On devrait pouvoir y arriver, parce que les points d’inflammation font que cela change de couleur sur le métal ou sur les pièces. La déformation, aussi. Ce n’est pas du tout la même chose qu’un choc en état ou une explosion. Donc, on arrivera à déterminer cela. Ce sont des points importants.
La question de l’identification des corps semble extrêmement délicate là encore, Gérard Feldzer, du fait de la dispersion. Comment cela peut-il se passer ?
Il est difficile de dire que c’est quasiment impossible de retrouver les corps. Je pense qu’il y a un peu de pudeur par rapport à cela. Mais il va être très, très difficile de reconnaître les corps.
A quel moment pourra-t-on formuler des hypothèses étayées et dire : c’est la météo, ou plutôt une erreur humaine ?
On le saura très vite sur les deux hypothèses. Le pilote a essayé d’éviter, d’après son message radio, une première ligne d’orage et il est probablement rentré dans une deuxième qui a été fatale. Est-ce que l’appareil n’a pas résisté à cela ? C’est quelque chose qu’on saura assez rapidement. Si c’est l’hypothèse de la météo, j’ai du mal à admettre qu’on puisse rentrer dans un cumulonimbus aujourd’hui. Je ne veux pas forcément charger les pilotes. On peut se faire piéger un jour ou l’autre. Le radar n’a peut-être pas bien fonctionné ou on ne savait pas vraiment s’en servir - ou pas suffisamment d’expérience sur les fronts intertropicaux, qui sont fréquents dans la région. C’est la seule chose qu’on ne peut pas apprendre en simulateur : éviter les orages. Et il est vrai que ce sont des pilotes qui sont aguerris à l’Afrique, au front intertropical, ce qui n’était peut-être pas le cas de ces pilotes et de cette compagnie, c’est un inconvénient supplémentaire.

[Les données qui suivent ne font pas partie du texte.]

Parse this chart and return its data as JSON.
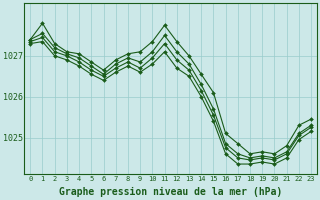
{
  "background_color": "#cce8e8",
  "grid_color": "#99cccc",
  "line_color": "#1a5c1a",
  "marker_color": "#1a5c1a",
  "xlabel": "Graphe pression niveau de la mer (hPa)",
  "xlabel_fontsize": 7,
  "yticks": [
    1025,
    1026,
    1027
  ],
  "xticks": [
    0,
    1,
    2,
    3,
    4,
    5,
    6,
    7,
    8,
    9,
    10,
    11,
    12,
    13,
    14,
    15,
    16,
    17,
    18,
    19,
    20,
    21,
    22,
    23
  ],
  "xlim": [
    -0.5,
    23.5
  ],
  "ylim": [
    1024.1,
    1028.3
  ],
  "series": [
    [
      1027.4,
      1027.8,
      1027.3,
      1027.1,
      1027.05,
      1026.85,
      1026.65,
      1026.9,
      1027.05,
      1027.1,
      1027.35,
      1027.75,
      1027.35,
      1027.0,
      1026.55,
      1026.1,
      1025.1,
      1024.85,
      1024.6,
      1024.65,
      1024.6,
      1024.8,
      1025.3,
      1025.45
    ],
    [
      1027.4,
      1027.55,
      1027.2,
      1027.05,
      1026.95,
      1026.75,
      1026.55,
      1026.8,
      1026.95,
      1026.85,
      1027.1,
      1027.5,
      1027.1,
      1026.8,
      1026.3,
      1025.7,
      1024.85,
      1024.6,
      1024.5,
      1024.55,
      1024.5,
      1024.65,
      1025.1,
      1025.3
    ],
    [
      1027.35,
      1027.45,
      1027.1,
      1027.0,
      1026.85,
      1026.65,
      1026.5,
      1026.7,
      1026.85,
      1026.7,
      1026.95,
      1027.3,
      1026.9,
      1026.65,
      1026.15,
      1025.55,
      1024.75,
      1024.5,
      1024.45,
      1024.5,
      1024.45,
      1024.6,
      1025.05,
      1025.25
    ],
    [
      1027.3,
      1027.35,
      1027.0,
      1026.9,
      1026.75,
      1026.55,
      1026.4,
      1026.6,
      1026.75,
      1026.6,
      1026.8,
      1027.1,
      1026.7,
      1026.5,
      1026.0,
      1025.4,
      1024.6,
      1024.35,
      1024.35,
      1024.4,
      1024.35,
      1024.5,
      1024.95,
      1025.15
    ]
  ]
}
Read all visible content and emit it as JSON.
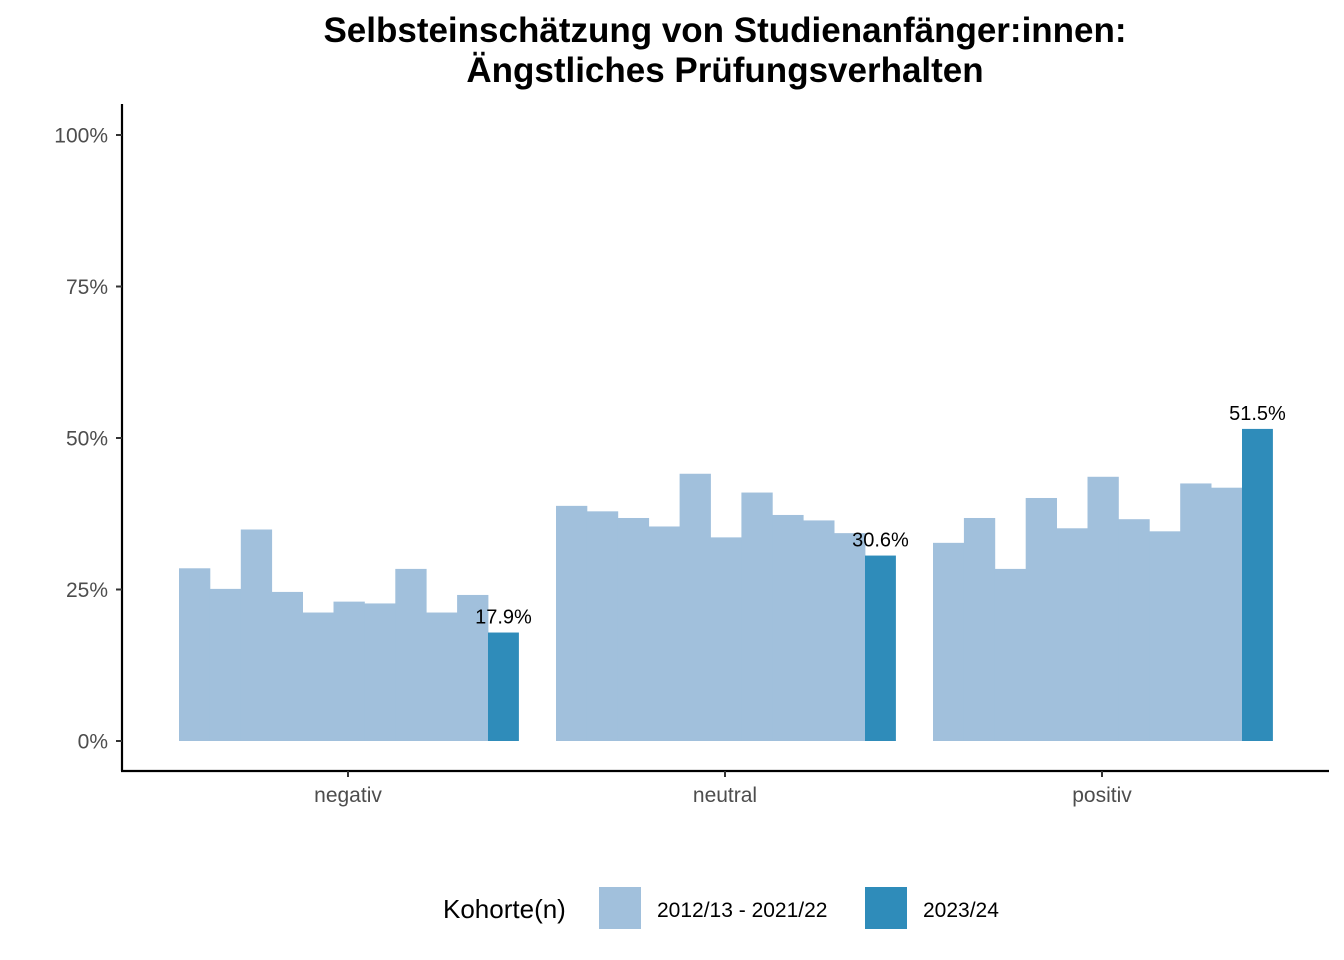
{
  "chart_data": {
    "type": "bar",
    "title_lines": [
      "Selbsteinschätzung von Studienanfänger:innen:",
      "Ängstliches Prüfungsverhalten"
    ],
    "xlabel": "",
    "ylabel": "",
    "ylim": [
      -0.05,
      1.05
    ],
    "y_ticks": [
      0,
      0.25,
      0.5,
      0.75,
      1.0
    ],
    "y_tick_labels": [
      "0%",
      "25%",
      "50%",
      "75%",
      "100%"
    ],
    "grid": false,
    "categories": [
      "negativ",
      "neutral",
      "positiv"
    ],
    "series": [
      {
        "name": "2012/13 - 2021/22",
        "color": "#a1c0dc",
        "values": [
          [
            0.285,
            0.251,
            0.349,
            0.246,
            0.212,
            0.23,
            0.227,
            0.284,
            0.212,
            0.241
          ],
          [
            0.388,
            0.379,
            0.368,
            0.354,
            0.441,
            0.336,
            0.41,
            0.373,
            0.364,
            0.343
          ],
          [
            0.327,
            0.368,
            0.284,
            0.401,
            0.351,
            0.436,
            0.366,
            0.346,
            0.425,
            0.418
          ]
        ]
      },
      {
        "name": "2023/24",
        "color": "#2f8cba",
        "values": [
          0.179,
          0.306,
          0.515
        ],
        "labels": [
          "17.9%",
          "30.6%",
          "51.5%"
        ]
      }
    ],
    "legend": {
      "position": "bottom",
      "title": "Kohorte(n)",
      "entries": [
        "2012/13 - 2021/22",
        "2023/24"
      ]
    }
  }
}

Donc, en fait, à l’heure actuelle, vous penchez pour - peut-être - l'explication météo, plus défaillance technique ou défaillance humaine ?
On privilégie le phénomène météo. Mais le phénomène météo, ce n’est pas quelque chose qui est fatale. On ne va pas aller là où c’est rouge, c'est-à-dire le radar qui vous indique des grêlons gros comme des balles de tennis. C’est un avion qui a une quinzaine d’années, il n’est pas si vieux. Mais quand même, on a depuis amélioré considérablement les radars qui détectent les turbulences, ce qui n’était pas le cas à l’époque.
Plusieurs pays sont impliqués dans cette enquête : le Mali, bien entendu, mais aussi la France et l’Algérie. La police scientifique algérienne est déjà sur le terrain, a dit mardi le ministre des Transports. Est-ce fréquent ?
Dans ce cas-là, quand il s’agit de plusieurs nationalités concernées, Air Algérie la première, puisqu’elle a affrété l’avion. Les Espagnols, parce qu’ils étaient prestataires, donc ils doivent être là. Le pays là où cela s’est passé... Tout le monde doit être présent. Et c’est une Commission internationale qui de facto se met en place, en évitant les maladresses. Et il ne s’agirait pas de dire que tel ou tel pays est incapable de le faire et que seule la France avec des vieux réflexes dirait : "Ecoutez, poussez-vous, je vais m’y mettre et enfin ça va être sérieux". Tout le monde a sa place. Le BEA, [Le Bureau d'Enquêtes et d'Analyses pour la sécurité de l'aviation civile], est assez diplomate et intelligent pour partager son savoir.